Now, I'm not saying that Bill Gates should be excused for all the shit that MS
did when he was in charge there, but using a person as the personification of
a giant company is really "primal", appealing to our tribal instincts. I
actually do not think that this is bad! Creating complex social structures by
repurposing old instincts is an efficient tactic, since it literally comes
naturally to us. However, the risk is that we may not be aware of it. This can
make a difference between us using our instincts to our benefits, or being
exploited through them.

It is important to become aware that _individual_ and _structural_ processes
are linked and influence each other greatly, but that they not the same thing.
The importance of this can be seen in modern discussions of racism or sexism:
people often get defensive because they feel _personally_ attacked when
_structural_ problems are raised, because they do not see the distinction.

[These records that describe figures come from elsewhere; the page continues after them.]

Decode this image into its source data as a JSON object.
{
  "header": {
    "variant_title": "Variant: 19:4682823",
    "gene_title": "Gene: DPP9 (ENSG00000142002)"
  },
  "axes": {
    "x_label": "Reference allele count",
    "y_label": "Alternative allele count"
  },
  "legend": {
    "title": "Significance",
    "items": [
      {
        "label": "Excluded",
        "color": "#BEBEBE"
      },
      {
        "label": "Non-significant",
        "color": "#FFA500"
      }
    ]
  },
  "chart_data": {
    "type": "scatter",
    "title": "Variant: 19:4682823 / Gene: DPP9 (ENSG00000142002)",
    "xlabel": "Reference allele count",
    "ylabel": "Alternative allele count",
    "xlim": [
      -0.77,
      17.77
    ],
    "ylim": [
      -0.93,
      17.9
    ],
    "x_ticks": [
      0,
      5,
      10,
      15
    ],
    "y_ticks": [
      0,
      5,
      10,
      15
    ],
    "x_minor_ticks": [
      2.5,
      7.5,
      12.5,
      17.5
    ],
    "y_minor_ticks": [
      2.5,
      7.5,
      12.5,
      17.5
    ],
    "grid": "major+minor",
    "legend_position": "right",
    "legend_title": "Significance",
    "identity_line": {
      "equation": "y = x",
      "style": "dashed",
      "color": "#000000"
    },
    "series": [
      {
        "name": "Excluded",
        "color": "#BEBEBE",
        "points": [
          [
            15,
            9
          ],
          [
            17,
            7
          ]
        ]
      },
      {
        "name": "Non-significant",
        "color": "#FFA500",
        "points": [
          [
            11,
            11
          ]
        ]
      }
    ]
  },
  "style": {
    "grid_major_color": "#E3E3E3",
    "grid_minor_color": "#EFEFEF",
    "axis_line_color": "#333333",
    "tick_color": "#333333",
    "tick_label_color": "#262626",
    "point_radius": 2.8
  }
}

So on this topic: I am much more interested in the _structural_ problems of
MS, Apple and the tech industry in general. Debating whether Bill Gates is a
villain or a hero is less interesting than looking at what his impact on all
of this was, what to learn from that, and what can be done to address current
structural issues.

[0] [http://www.monbiot.com/2016/12/22/imaginary-
friends-2/](http://www.monbiot.com/2016/12/22/imaginary-friends-2/)

[1]
[https://en.wikipedia.org/wiki/Great_man_theory](https://en.wikipedia.org/wiki/Great_man_theory)